We don’t have wings: in his wisdom
God made us slow bipeds, he didn’t place
Frisian horses between one land and another
except the deep thought of the sea
and we learnt to cross it, the sea
as far as infinity opens wide
we learnt to fly intensely
closing our eyes and listening to the wind
(may we still be aviators of dreams...)
and it is really a dark time, the present,
that forces us to imitate moles
dig ways that are hidden to the falcons’ eye
under borders that God did not impose
we dig the soft sand that crumbles
cutting every bridge with the sun
for a little bread, a gun to kill
and deceive ourselves to survive.
they ask me about faith and love at home
a day lightened by the hands open wide on my heart
as I beat my chest on that God safely
and I believe in them, the hands joined
in the sorrow that faints down the legs
dissolving the salt until the feet
like a migrant that gets ready for the act
of words to the womb
I become poor when the paper is poisoned
in the blind spots where memory
is hanging – attracted by the faint light of the night
To lie down here,
close to you,
my ribs on the floor.
You can lay
on my neck.
On my hair
that I hadn’t cut for years.
You walk barefoot, I know,
but in You I trust
and I love your wrist,
your ankle, and your
moving around the world. And the habit
sown by your mother
with endless devotion.
Cover me, Yeshua,
with the clothes
of pure Light
that you showed
on Mount Tabor. Rest me,
I pray you, lift
for a while,
whisper to me of love.
in the carcass of a bird (any one)
᷆ ᷇ [there, on the windowsill of an empty floor, for four months at least]
To the feverish breeze
[maybe February breeze?]
I ask about YOU©
What an Awful Mess,
ME >> GOD
You burnt the letters
of writings, the only thing that should be left was the beat.

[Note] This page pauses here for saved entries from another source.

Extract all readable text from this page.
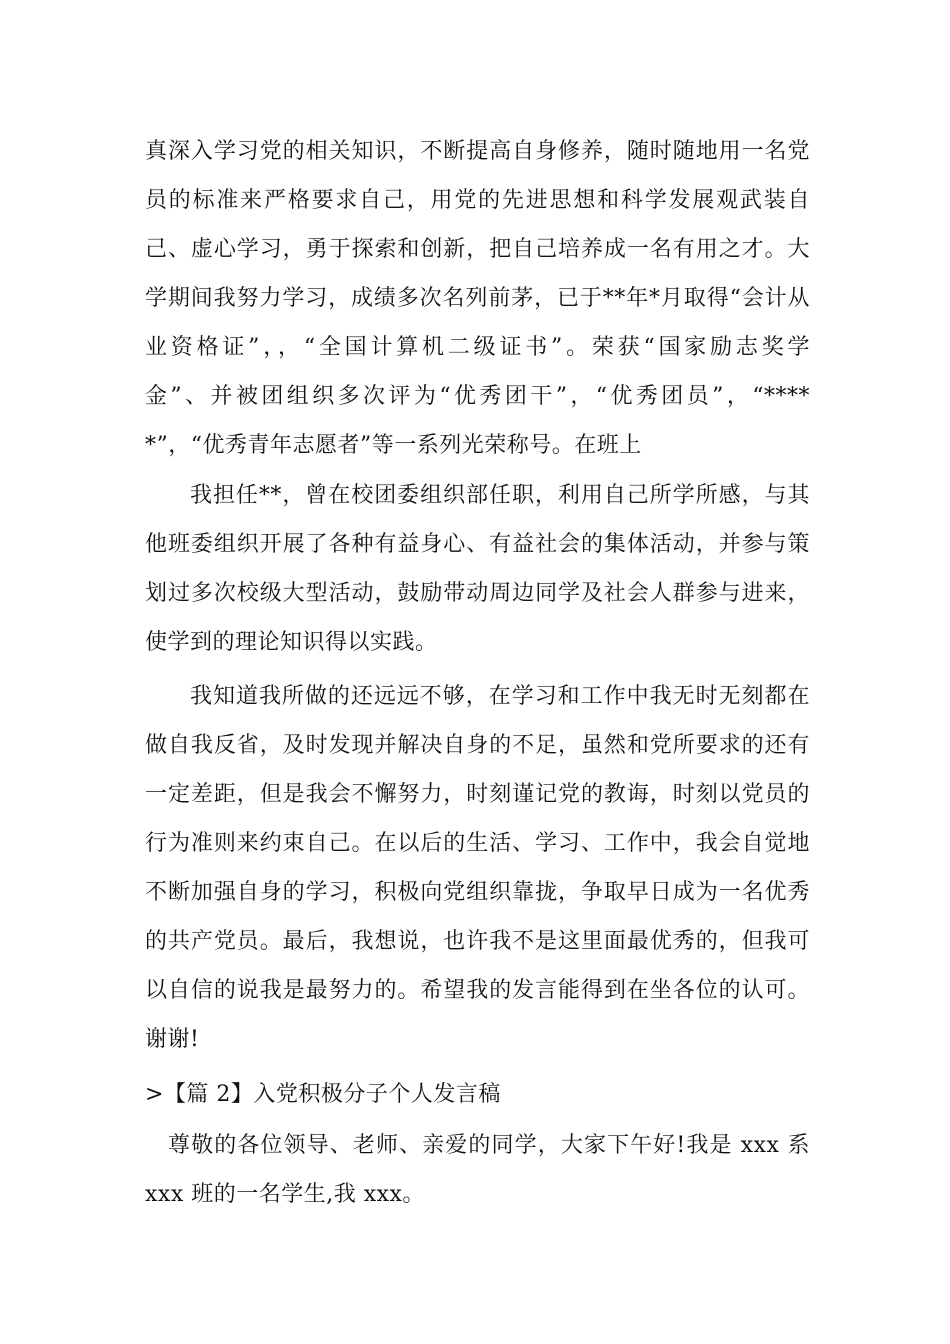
真深入学习党的相关知识，不断提高自身修养，随时随地用一名党
员的标准来严格要求自己，用党的先进思想和科学发展观武装自
己、虚心学习，勇于探索和创新，把自己培养成一名有用之才。大
学期间我努力学习，成绩多次名列前茅，已于**年*月取得“会计从
业资格证”，，“全国计算机二级证书”。荣获“国家励志奖学
金”、并被团组织多次评为“优秀团干”，“优秀团员”，“****
*”，“优秀青年志愿者”等一系列光荣称号。在班上
我担任**，曾在校团委组织部任职，利用自己所学所感，与其
他班委组织开展了各种有益身心、有益社会的集体活动，并参与策
划过多次校级大型活动，鼓励带动周边同学及社会人群参与进来，
使学到的理论知识得以实践。
我知道我所做的还远远不够，在学习和工作中我无时无刻都在
做自我反省，及时发现并解决自身的不足，虽然和党所要求的还有
一定差距，但是我会不懈努力，时刻谨记党的教诲，时刻以党员的
行为准则来约束自己。在以后的生活、学习、工作中，我会自觉地
不断加强自身的学习，积极向党组织靠拢，争取早日成为一名优秀
的共产党员。最后，我想说，也许我不是这里面最优秀的，但我可
以自信的说我是最努力的。希望我的发言能得到在坐各位的认可。
谢谢!
>【篇 2】入党积极分子个人发言稿
尊敬的各位领导、老师、亲爱的同学，大家下午好!我是 xxx 系
xxx 班的一名学生,我 xxx。
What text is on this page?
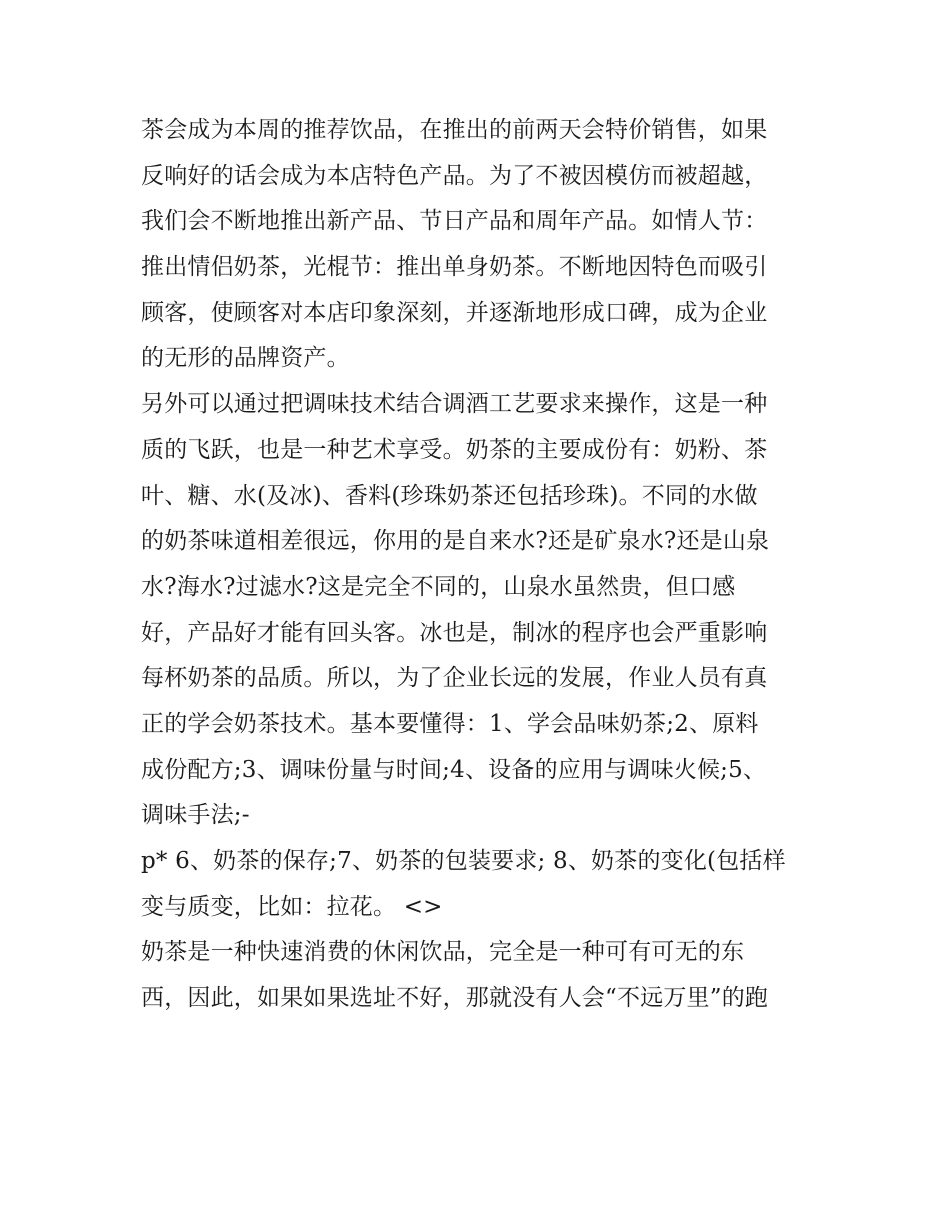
茶会成为本周的推荐饮品，在推出的前两天会特价销售，如果
反响好的话会成为本店特色产品。为了不被因模仿而被超越，
我们会不断地推出新产品、节日产品和周年产品。如情人节：
推出情侣奶茶，光棍节：推出单身奶茶。不断地因特色而吸引
顾客，使顾客对本店印象深刻，并逐渐地形成口碑，成为企业
的无形的品牌资产。
另外可以通过把调味技术结合调酒工艺要求来操作，这是一种
质的飞跃，也是一种艺术享受。奶茶的主要成份有：奶粉、茶
叶、糖、水(及冰)、香料(珍珠奶茶还包括珍珠)。不同的水做
的奶茶味道相差很远，你用的是自来水?还是矿泉水?还是山泉
水?海水?过滤水?这是完全不同的，山泉水虽然贵，但口感
好，产品好才能有回头客。冰也是，制冰的程序也会严重影响
每杯奶茶的品质。所以，为了企业长远的发展，作业人员有真
正的学会奶茶技术。基本要懂得：1、学会品味奶茶;2、原料
成份配方;3、调味份量与时间;4、设备的应用与调味火候;5、
调味手法;-
p* 6、奶茶的保存;7、奶茶的包装要求; 8、奶茶的变化(包括样
变与质变，比如：拉花。 <>
奶茶是一种快速消费的休闲饮品，完全是一种可有可无的东
西，因此，如果如果选址不好，那就没有人会“不远万里”的跑
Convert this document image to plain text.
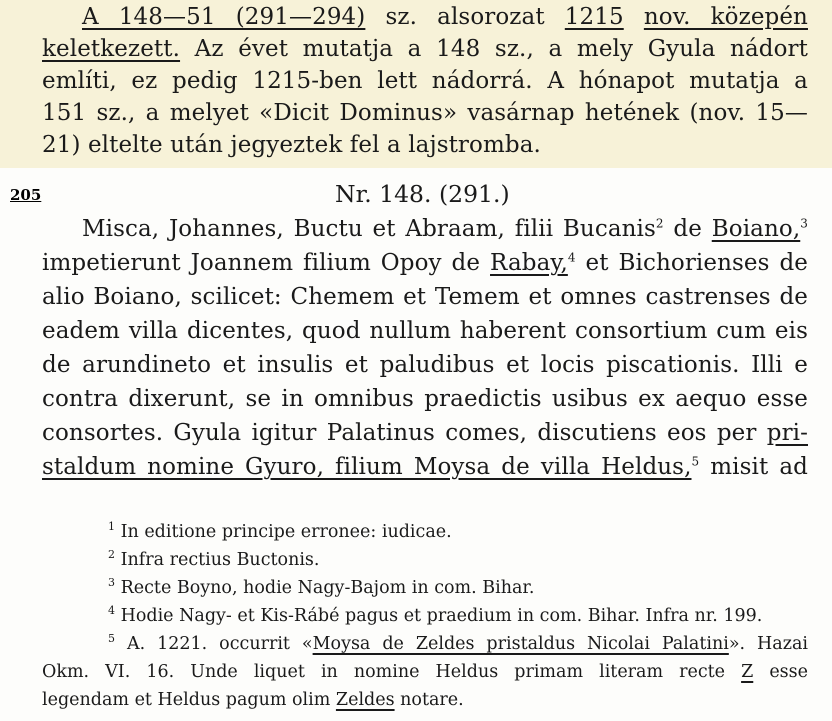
A 148—51 (291—294) sz. alsorozat 1215 nov. közepén
keletkezett. Az évet mutatja a 148 sz., a mely Gyula nádort
említi, ez pedig 1215-ben lett nádorrá. A hónapot mutatja a
151 sz., a melyet «Dicit Dominus» vasárnap hetének (nov. 15—
21) eltelte után jegyeztek fel a lajstromba.
205	Nr. 148. (291.)
Misca, Johannes, Buctu et Abraam, filii Bucanis$^2$ de Boiano,$^3$
impetierunt Joannem filium Opoy de Rabay,$^4$ et Bichorienses de
alio Boiano, scilicet: Chemem et Temem et omnes castrenses de
eadem villa dicentes, quod nullum haberent consortium cum eis
de arundineto et insulis et paludibus et locis piscationis. Illi e
contra dixerunt, se in omnibus praedictis usibus ex aequo esse
consortes. Gyula igitur Palatinus comes, discutiens eos per pri-
staldum nomine Gyuro, filium Moysa de villa Heldus,$^5$ misit ad
$^1$ In editione principe erronee: iudicae.
$^2$ Infra rectius Buctonis.
$^3$ Recte Boyno, hodie Nagy-Bajom in com. Bihar.
$^4$ Hodie Nagy- et Kis-Rábé pagus et praedium in com. Bihar. Infra nr. 199.
$^5$ A. 1221. occurrit «Moysa de Zeldes pristaldus Nicolai Palatini». Hazai
Okm. VI. 16. Unde liquet in nomine Heldus primam literam recte Z esse
legendam et Heldus pagum olim Zeldes notare.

The verses by Alessandro Assiri expand and sometimes seem to border on prose, but this is only an optical illusion because his writing possesses the musicality, the density and the linguistic deviation that are typical of great poetry. Its way of spreading on the wide page reproduces the advance of young people in a square: this last word recurs many times in the book, it invades the time of memory that the caesura represented by the section bearing the title of the book seems to delete as if we should start again from the beginning. So the cripple and Caterina, third persons who, as doubles, come to blow out the I-you chosen since the beginning, declare the defeat already feared: the end of the possibility of an ideal world from which “you don’t move away, you fall” and the failure of poetry itself (“and as a writer I was already worth nothing”). Their turning in on their uncomfortable physicality replaces the almost material intercourses of the previous pages and the limping, crouching and rolling around stop the races that until then had dragged the reader with them. These races are flights from the police during demonstrations but also bursts of life, chased by time and with doubts and tireless thoughts always at one’s heels. Under a visible sky where scarlet flags wave, the fellow-travellers are friends with a name but also artists – painters, writers, musicians – evoked with the same kind of familiarity. In the written words and those that in the plates are trapped inside the mouths gaping in the faces mid-way between Munch and Bacon, the painful tension towards an unattainable ideal takes shape. An ideal that consists of a free but also meaningful life, besieged by social conventions that are mirrored by advertisements against which the language of poetry constantly rebels. What comes to light is an inner conflict translated into a lively and nervous writing, dense with clots of images and thoughts to loosen by reading again and again. A conflict in which – especially those that have a political conscience – can’t help identifying, and suffer.